One 12 to 14-pound turkey, rinsed and patted dry
1 1/2 sticks unsalted butter
1 1/2 tablespoons finely grated grapefruit zest, plus 1/4 cup fresh grapefruit juice
1 1/2 tablespoons finely grated orange zest, plus 1/4 cup fresh orange juice
1 1/2 tablespoons finely grated lemon zest, plus 3 tablespoons fresh lemon juice
4 garlic cloves, finely grated
1 tablespoon minced thyme plus 5 sprigs
1/2 grapefruit, cut into wedges
1/2 orange, cut into wedges
1 lemon, cut into wedges
3 cups chicken stock or low-sodium broth
Season the turkey inside and out with salt and pepper. Transfer to a rack set in a roasting pan and let come to room temperature.
Meanwhile, preheat the oven to 400°F. In a medium saucepan, melt the butter.
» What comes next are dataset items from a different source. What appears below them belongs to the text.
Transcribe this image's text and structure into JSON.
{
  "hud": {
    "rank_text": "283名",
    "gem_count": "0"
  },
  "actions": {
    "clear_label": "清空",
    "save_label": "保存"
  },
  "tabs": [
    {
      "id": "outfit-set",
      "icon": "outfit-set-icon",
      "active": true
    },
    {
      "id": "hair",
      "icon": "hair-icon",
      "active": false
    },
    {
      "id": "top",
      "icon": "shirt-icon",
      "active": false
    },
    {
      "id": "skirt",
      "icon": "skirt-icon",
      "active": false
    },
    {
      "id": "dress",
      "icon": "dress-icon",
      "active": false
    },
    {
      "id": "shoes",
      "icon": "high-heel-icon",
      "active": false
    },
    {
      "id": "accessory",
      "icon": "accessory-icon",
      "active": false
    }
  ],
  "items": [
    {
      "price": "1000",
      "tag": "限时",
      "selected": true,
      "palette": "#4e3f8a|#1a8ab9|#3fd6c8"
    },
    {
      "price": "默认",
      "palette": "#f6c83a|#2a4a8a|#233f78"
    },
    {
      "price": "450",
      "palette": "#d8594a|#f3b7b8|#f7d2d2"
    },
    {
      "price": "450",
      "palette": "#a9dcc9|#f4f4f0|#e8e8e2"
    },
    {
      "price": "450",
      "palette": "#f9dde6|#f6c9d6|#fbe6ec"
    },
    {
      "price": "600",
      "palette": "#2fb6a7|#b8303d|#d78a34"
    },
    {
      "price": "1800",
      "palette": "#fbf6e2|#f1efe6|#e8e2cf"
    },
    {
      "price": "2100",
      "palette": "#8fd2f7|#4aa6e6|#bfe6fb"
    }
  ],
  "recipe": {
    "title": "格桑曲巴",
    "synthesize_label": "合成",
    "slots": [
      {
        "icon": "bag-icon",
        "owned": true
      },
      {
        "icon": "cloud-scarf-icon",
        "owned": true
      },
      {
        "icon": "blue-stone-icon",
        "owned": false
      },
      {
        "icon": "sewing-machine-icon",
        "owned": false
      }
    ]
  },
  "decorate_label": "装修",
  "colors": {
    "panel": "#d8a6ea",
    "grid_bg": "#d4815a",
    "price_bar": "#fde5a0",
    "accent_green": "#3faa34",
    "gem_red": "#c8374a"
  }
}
Whisk in the citrus zests and juices along with the garlic and minced thyme; let cool slightly. Transfer half of the citrus butter to a small bowl and refrigerate until spreadable.
Run your fingers under the breast and thigh skin to loosen it, then spread the chilled butter under the skin and over the breast and thighs. Stuff the turkey cavity with the thyme sprigs and the grapefruit, orange and lemon wedges. Dampen an 18-by-18-inch double-layer piece of cheesecloth with water and squeeze dry. Soak the cheesecloth in the remaining citrus butter and drape it over the breast and legs; pour any remaining butter on top.
Roast the turkey for about 30 minutes. Add the stock to the roasting pan and continue to roast for about 1 hour and 45 minutes longer, rotating the pan a few times, until an instant-read thermometer inserted in the inner thigh registers 165°F.
Carefully peel the cheesecloth off the turkey. Transfer the turkey to a board; let rest for 30 minutes. Skim the fat off the pan juices and transfer to a gravy bowl. Carve the turkey and serve with the pan juices.
Set one fingerling potato on a work surface and place 1 chopstick on either side. Using a small knife, cut through the potato vertically until your knife touches the chopsticks (this will prevent you from cutting all the way through). After you've cut all your potatoes, toss them with olive oil, salt and pepper and then arrange them on a baking sheet. Insert fresh bay leaves or herb sprigs into a few of the cuts for extra flavor. Roast at 400 degrees for about 25 minutes, until golden and tender.
Day After Thanksgiving Waffle
3/4 cup leftover stuffing
1/2 cup chopped leftover turkey
1 large egg, beaten
1/4 leftover cranberry sauce, plus more for serving
Leftover gravy, for serving
Heat a belgian waffle iron on medium high. In a large bowl, combine the stuffing with the turkey, egg and the 1/4 cup of cranberry sauce; mix well. Spread the mixture in the preheated waffle iron, close the top and cook for about 8 minutes. Until crusty on the outside and hot throughout. Transfer to a plate and serve with cranberry sauce and gravy.
In a food processor, puree two 15-oz. cans drained and rinsed chickpeas with 1 cup pumpkin puree, 1/4 cup lemon juice, 2 small garlic cloves, 1/4 tsp. cayenne and 1/3 cup water. Season with salt and pepper.